Accepted for/Published in: JMIR Research Protocols
Date Submitted: Dec 17, 2018
Date Accepted: Apr 26, 2019
An EHealth Intervention for Dutch Women with Stress Urinary Incontinence: a Protocol for a Mixed-Methods Study
ABSTRACT
Background:
Stress urinary incontinence (SUI) is a common problem with a great potential influence on quality of life. Although SUI can be treated effectively with pelvic floor muscle training (PFMT), only a minority of women with this complaint seek help. An Internet-based, eHealth, intervention could make care more accessible. The Swedish eHealth intervention Tät®-treatment of Stress Urinary Incontinence offers PFMT and has shown to be effective in reducing symptoms of women with SUI. This intervention might be helpful for Dutch women too, but its adoption needs to be studied as the Netherlands differs from Sweden in terms of geographical characteristics and healthcare organization.
Objective:
We will use this protocol to investigate the barriers and facilitators to the adoption of an eHealth intervention for Dutch women with SUI and the effects of this intervention.
Methods:
We conduct a mixed-method study among 800 Dutch women with SUI who participate in the translated version of Tät®-treatment of Stress Urinary Incontinence.

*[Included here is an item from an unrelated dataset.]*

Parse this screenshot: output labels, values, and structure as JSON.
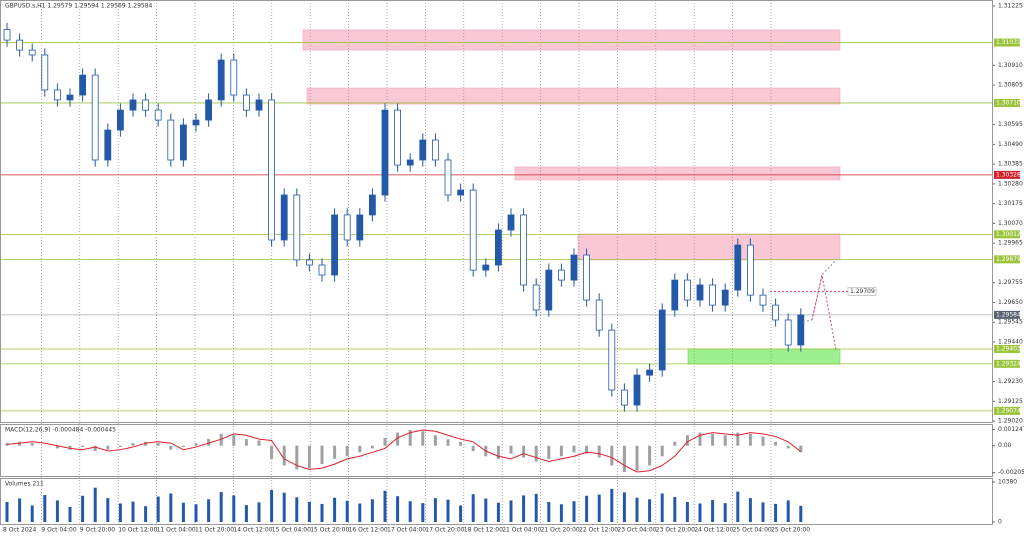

This eHealth intervention takes three months. A pre-post study is conducted using surveys, which are sent at baseline (T0), three weeks after baseline (T1), post-treatment (T2), and three months post-treatment (T3). After the intervention, semi-structured interviews will be held with 15-20 participants. The primary outcomes are barriers and facilitators to using the Tät®-treatment of Stress Urinary Incontinence. This will also be analysed between groups that differ in age and severity of incontinence. A thematic content analysis of the qualitative data will be performed. The secondary outcomes are: (1) effect on symptoms of urinary incontinence, (2) effect on quality of life, (3) factors that are potentially associated with success. Effects will be analysed by mixed model analysis. Logistic regression analysis will be used to study what patient-related factors are associated with success.
Results:
Enrolment started in July 2018 and will be finished by December 2019. Data analysis will start in March 2020.
Conclusions:
An eHealth intervention for Dutch women with SUI is promising because it can make treatment more accessible. The strength of this study is that it explores the possibilities for an Internet-based-only treatment for women with SUI by using both quantitative and qualitative research methodologies. The study elaborates on existing results by using a previously tested and effective eHealth programme. Insight into the barriers and facilitators to using this programme can enhance the implementation of the intervention in the Dutch healthcare system. Clinical Trial: Prospectively registered at Netherlands Trial Registry (NTR-6956) in January 2018.